Cain: GOP in a corner on debt limit
Newly announced presidential candidate Herman Cain said Republican leaders have painted themselves into a corner on the debt limit. “They should have seen this coming -- which they did -- but they didn’t move fast enough,” he said. House Speaker John Boehner (R-Ohio) is pushing for trillions of dollars in cuts before Republicans will sign off on a debt limit increase, but not raising the debt limit risks serious economic problems, problems Republicans have acknowledged.
Senate Minority Leader Mitch McConnell (R-Ky.) said President Obama’s proposal to solve the Israeli-Palestinian conflict comes at the wrong time, given the turmoil in the Middle East. “This is the very worst time to be pushing Israel into making a deal,” McConnell said.


Mitchell: Obama's Israel speech not radical
Former senator George Mitchell, who resigned Friday as Obama’s top envoy to the Middle East, said Obama’s proposals on the Israeli-Palestinian conflict are significant shifts, but that they aren’t as radical as some have contended. “I don’t believe it is threatening Israel,” Mitchell said.

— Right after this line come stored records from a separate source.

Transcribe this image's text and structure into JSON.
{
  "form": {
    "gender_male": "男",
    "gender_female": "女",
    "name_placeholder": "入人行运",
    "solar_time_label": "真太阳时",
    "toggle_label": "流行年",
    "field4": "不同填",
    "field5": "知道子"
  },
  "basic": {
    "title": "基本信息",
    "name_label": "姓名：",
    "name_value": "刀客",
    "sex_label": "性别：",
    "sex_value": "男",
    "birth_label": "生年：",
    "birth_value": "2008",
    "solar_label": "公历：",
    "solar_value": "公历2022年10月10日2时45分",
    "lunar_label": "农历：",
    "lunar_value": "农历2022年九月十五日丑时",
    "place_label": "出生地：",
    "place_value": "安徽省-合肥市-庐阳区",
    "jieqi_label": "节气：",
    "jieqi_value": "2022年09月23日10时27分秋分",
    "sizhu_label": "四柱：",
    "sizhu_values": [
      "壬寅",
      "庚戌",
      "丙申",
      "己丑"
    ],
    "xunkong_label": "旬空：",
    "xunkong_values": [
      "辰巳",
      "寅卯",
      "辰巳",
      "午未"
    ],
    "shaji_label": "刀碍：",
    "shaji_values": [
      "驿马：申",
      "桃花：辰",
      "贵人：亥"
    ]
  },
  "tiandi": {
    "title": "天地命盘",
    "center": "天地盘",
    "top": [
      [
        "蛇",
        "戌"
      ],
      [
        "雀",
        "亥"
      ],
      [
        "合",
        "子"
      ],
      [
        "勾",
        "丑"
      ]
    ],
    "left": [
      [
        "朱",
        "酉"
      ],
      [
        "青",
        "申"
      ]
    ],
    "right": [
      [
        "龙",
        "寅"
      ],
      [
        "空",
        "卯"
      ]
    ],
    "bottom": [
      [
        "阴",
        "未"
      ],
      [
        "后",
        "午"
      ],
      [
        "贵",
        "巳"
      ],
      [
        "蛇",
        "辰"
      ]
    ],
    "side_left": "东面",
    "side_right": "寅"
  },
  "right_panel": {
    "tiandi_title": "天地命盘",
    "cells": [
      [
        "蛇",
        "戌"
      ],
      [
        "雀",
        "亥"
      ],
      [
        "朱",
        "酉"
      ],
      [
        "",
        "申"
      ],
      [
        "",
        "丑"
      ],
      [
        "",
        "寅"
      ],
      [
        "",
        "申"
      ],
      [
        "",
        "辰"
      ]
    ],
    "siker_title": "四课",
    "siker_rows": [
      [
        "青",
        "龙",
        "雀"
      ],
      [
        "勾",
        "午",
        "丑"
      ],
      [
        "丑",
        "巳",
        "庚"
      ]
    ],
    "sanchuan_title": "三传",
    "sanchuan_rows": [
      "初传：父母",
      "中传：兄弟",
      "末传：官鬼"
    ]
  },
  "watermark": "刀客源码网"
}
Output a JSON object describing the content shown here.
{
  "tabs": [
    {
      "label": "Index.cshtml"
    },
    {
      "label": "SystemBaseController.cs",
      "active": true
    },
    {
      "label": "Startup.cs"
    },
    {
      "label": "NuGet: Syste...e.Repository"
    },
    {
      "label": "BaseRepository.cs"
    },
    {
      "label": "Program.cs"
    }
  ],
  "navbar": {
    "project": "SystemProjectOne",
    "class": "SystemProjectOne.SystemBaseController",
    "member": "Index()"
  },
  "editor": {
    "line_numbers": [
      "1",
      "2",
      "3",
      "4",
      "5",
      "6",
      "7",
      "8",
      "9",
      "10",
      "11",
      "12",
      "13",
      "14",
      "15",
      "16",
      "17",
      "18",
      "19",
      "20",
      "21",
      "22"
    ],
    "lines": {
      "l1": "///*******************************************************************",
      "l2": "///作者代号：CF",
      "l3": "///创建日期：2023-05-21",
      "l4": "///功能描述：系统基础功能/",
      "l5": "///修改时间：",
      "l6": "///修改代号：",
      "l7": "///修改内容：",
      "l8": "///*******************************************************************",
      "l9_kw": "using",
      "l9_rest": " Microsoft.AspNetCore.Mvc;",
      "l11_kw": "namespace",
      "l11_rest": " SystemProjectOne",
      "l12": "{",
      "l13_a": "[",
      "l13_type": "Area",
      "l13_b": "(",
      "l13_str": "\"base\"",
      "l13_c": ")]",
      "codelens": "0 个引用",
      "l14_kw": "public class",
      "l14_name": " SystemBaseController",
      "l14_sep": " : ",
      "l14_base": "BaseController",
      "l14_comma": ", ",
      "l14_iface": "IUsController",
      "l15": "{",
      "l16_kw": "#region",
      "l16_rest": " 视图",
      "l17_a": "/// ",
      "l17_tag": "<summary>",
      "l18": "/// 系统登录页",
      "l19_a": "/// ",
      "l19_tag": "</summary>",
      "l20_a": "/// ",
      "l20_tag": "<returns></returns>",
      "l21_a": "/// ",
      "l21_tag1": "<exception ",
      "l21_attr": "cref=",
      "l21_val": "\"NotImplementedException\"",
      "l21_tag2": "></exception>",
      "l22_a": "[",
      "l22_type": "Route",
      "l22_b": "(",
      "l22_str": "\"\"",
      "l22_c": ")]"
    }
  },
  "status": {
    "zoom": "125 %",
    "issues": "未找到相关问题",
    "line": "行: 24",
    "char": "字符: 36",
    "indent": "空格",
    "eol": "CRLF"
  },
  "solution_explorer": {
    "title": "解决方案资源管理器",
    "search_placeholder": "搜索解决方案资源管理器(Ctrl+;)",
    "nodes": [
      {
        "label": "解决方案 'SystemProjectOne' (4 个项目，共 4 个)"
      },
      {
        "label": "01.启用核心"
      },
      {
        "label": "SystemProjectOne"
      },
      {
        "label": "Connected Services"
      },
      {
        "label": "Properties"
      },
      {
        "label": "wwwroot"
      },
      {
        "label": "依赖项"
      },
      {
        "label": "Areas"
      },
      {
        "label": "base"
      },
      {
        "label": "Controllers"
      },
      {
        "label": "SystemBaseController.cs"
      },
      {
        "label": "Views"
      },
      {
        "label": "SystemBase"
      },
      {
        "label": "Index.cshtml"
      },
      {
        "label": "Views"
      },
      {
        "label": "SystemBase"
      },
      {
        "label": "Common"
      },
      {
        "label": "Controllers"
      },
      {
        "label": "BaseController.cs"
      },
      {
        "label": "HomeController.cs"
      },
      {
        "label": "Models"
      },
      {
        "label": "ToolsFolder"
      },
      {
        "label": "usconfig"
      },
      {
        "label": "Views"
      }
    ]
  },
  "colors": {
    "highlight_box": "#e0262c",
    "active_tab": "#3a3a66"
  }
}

Jordan’s King Abdullah II traced the uprisings in the Middle East to the economic hardship of young people. “It was economic frustration and desires that led, I think, to a political awakening; they want to be able to chart their own destiny,” he said. He also said that, if nothing is accomplished on the Israeli-Palestinian conflict, he expects some sort of armed conflict.


Medicare chief: Don't cut, make care better
Donald Berwick, head of the Center for Medicare and Medicaid Services, said the House GOP Medicare plan makes budget cuts "very efficiently" but said he thinks it will lead to Medicare "benificiaries who won't be able to afford insurance." He said the alternative to cutting is to "make care better," which he said President Obama's health-care law will do. He said he is "100 percent confident" in the success of the new law.